Could you help me with the following problem which I cannot solve ?
Let $f\in \mathbb Z[x]$ be a monic irreducible polynomial with $deg(f)>1$.
Prove or disprove that there is always a prime $p$ satisfying the following condition: $\overline{f}$ have a multiple root in $F_p$ where $\overline{f}$ is a polynomial in $F_{p}[x]$, whose coefficients are the reduction of those of $f$ modulo $p$.
From Minkowski's bound, |disc$(f)|>1$.
So we can take a prime $p$ dividing |disc$(f)|$.
Then $\overline{f}$ have a multiple root in algebraic closure of $F_p$.

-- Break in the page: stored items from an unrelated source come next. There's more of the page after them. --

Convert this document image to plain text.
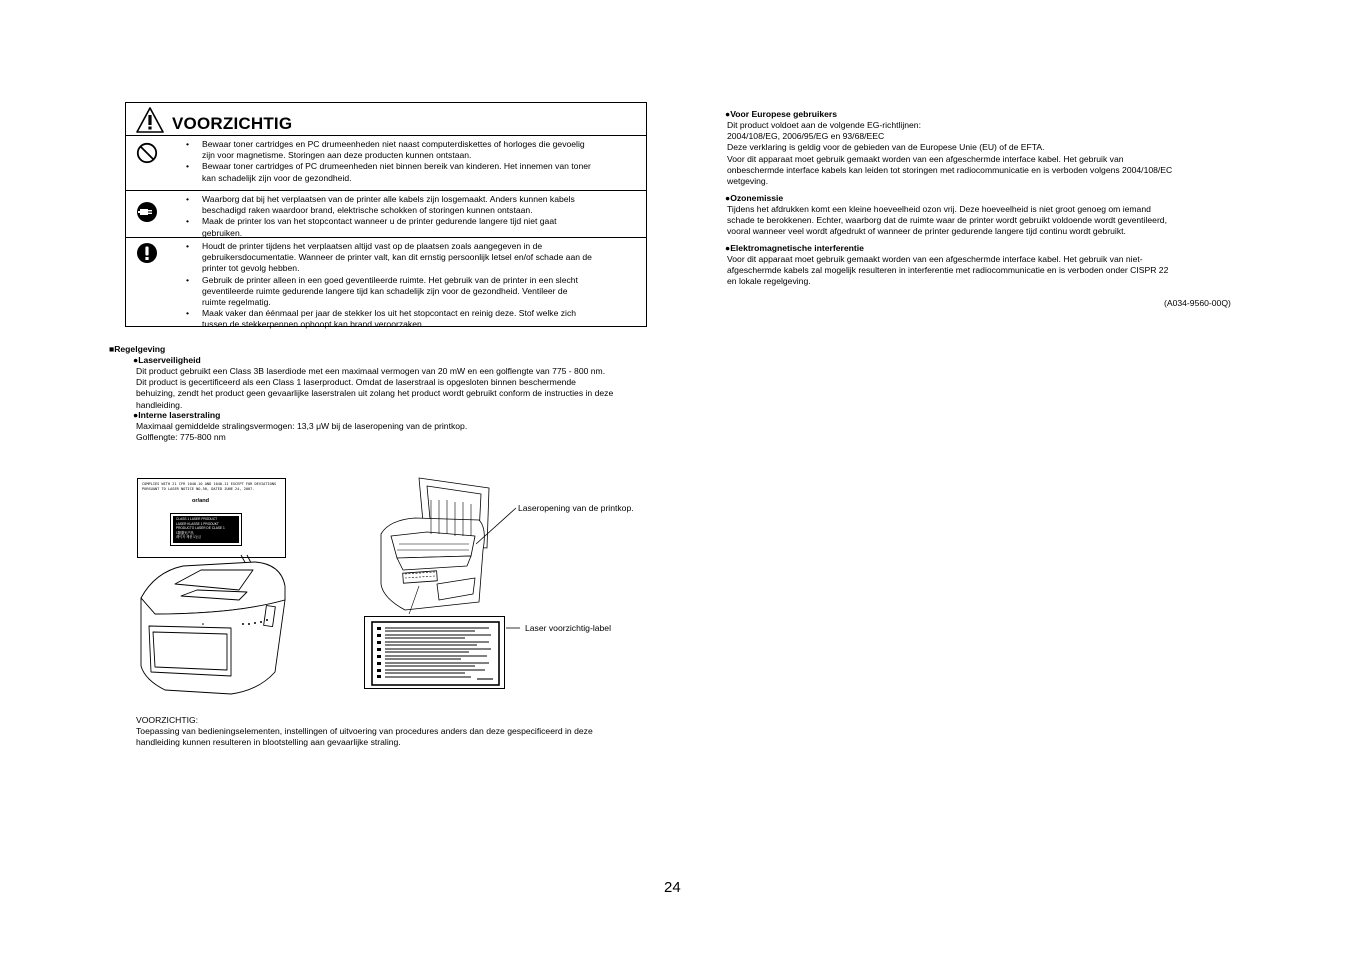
VOORZICHTIG
• Bewaar toner cartridges en PC drumeenheden niet naast computerdiskettes of horloges die gevoelig
zijn voor magnetisme. Storingen aan deze producten kunnen ontstaan.
• Bewaar toner cartridges of PC drumeenheden niet binnen bereik van kinderen. Het innemen van toner
kan schadelijk zijn voor de gezondheid.
• Waarborg dat bij het verplaatsen van de printer alle kabels zijn losgemaakt. Anders kunnen kabels
beschadigd raken waardoor brand, elektrische schokken of storingen kunnen ontstaan.
• Maak de printer los van het stopcontact wanneer u de printer gedurende langere tijd niet gaat
gebruiken.
• Houdt de printer tijdens het verplaatsen altijd vast op de plaatsen zoals aangegeven in de
gebruikersdocumentatie. Wanneer de printer valt, kan dit ernstig persoonlijk letsel en/of schade aan de
printer tot gevolg hebben.
• Gebruik de printer alleen in een goed geventileerde ruimte. Het gebruik van de printer in een slecht
geventileerde ruimte gedurende langere tijd kan schadelijk zijn voor de gezondheid. Ventileer de
ruimte regelmatig.
• Maak vaker dan éénmaal per jaar de stekker los uit het stopcontact en reinig deze. Stof welke zich
tussen de stekkerpennen ophoopt kan brand veroorzaken.
■Regelgeving
●Laserveiligheid
Dit product gebruikt een Class 3B laserdiode met een maximaal vermogen van 20 mW en een golflengte van 775 - 800 nm.
Dit product is gecertificeerd als een Class 1 laserproduct. Omdat de laserstraal is opgesloten binnen beschermende
behuizing, zendt het product geen gevaarlijke laserstralen uit zolang het product wordt gebruikt conform de instructies in deze
handleiding.
●Interne laserstraling
Maximaal gemiddelde stralingsvermogen: 13,3 μW bij de laseropening van de printkop.
Golflengte: 775-800 nm
COMPLIES WITH 21 CFR 1040.10 AND 1040.11 EXCEPT FOR DEVIATIONS PURSUANT TO LASER NOTICE NO.50, DATED JUNE 24, 2007.
or/and
CLASS 1 LASER PRODUCT
LASER KLASSE 1 PRODUKT
PRODUCTO LASER DE CLASE 1
1類激光产品
레이저 제품 1등급
Laseropening van de printkop.
Laser voorzichtig-label
VOORZICHTIG:
Toepassing van bedieningselementen, instellingen of uitvoering van procedures anders dan deze gespecificeerd in deze
handleiding kunnen resulteren in blootstelling aan gevaarlijke straling.
●Voor Europese gebruikers
Dit product voldoet aan de volgende EG-richtlijnen:
2004/108/EG, 2006/95/EG en 93/68/EEC
Deze verklaring is geldig voor de gebieden van de Europese Unie (EU) of de EFTA.
Voor dit apparaat moet gebruik gemaakt worden van een afgeschermde interface kabel. Het gebruik van
onbeschermde interface kabels kan leiden tot storingen met radiocommunicatie en is verboden volgens 2004/108/EC
wetgeving.
●Ozonemissie
Tijdens het afdrukken komt een kleine hoeveelheid ozon vrij. Deze hoeveelheid is niet groot genoeg om iemand
schade te berokkenen. Echter, waarborg dat de ruimte waar de printer wordt gebruikt voldoende wordt geventileerd,
vooral wanneer veel wordt afgedrukt of wanneer de printer gedurende langere tijd continu wordt gebruikt.
●Elektromagnetische interferentie
Voor dit apparaat moet gebruik gemaakt worden van een afgeschermde interface kabel. Het gebruik van niet-
afgeschermde kabels zal mogelijk resulteren in interferentie met radiocommunicatie en is verboden onder CISPR 22
en lokale regelgeving.
(A034-9560-00Q)
24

However, this does not mean $\overline{f}$ have a multiple root in $F_p$.
For example, $f=x^4 + 2x^3 + 3x^2 + 2x + 6$ and $p=5$.
In this case, disc$(f)$$=35600$ and $\overline{f}=(x^2+x+1)^2$ over $F_p$.
(On the other hand,$\overline{f}=x^2(x+1)^2$ over $F_2$)
The statement is actually false.
Consider the polynomial $f=\Phi_{12}=X^4-X^2+1$. It's straightforward to see that $\Phi_{12}$ divides $X^{12}-1$. The latter polynomial is coprime with its derivative in $\mathbb{F}_p$ for $p > 3$. So we need to check that $\Phi_{12}$ has no double root in $\mathbb{F}_p$ for $p=2$ and $p=3$.
For $p=2$, $\overline{f}(x) = (x^2+x+1)^2$ so we're done. For $p=3$, $\overline{f}(x)=(x^2+1)^2$ and we're also done.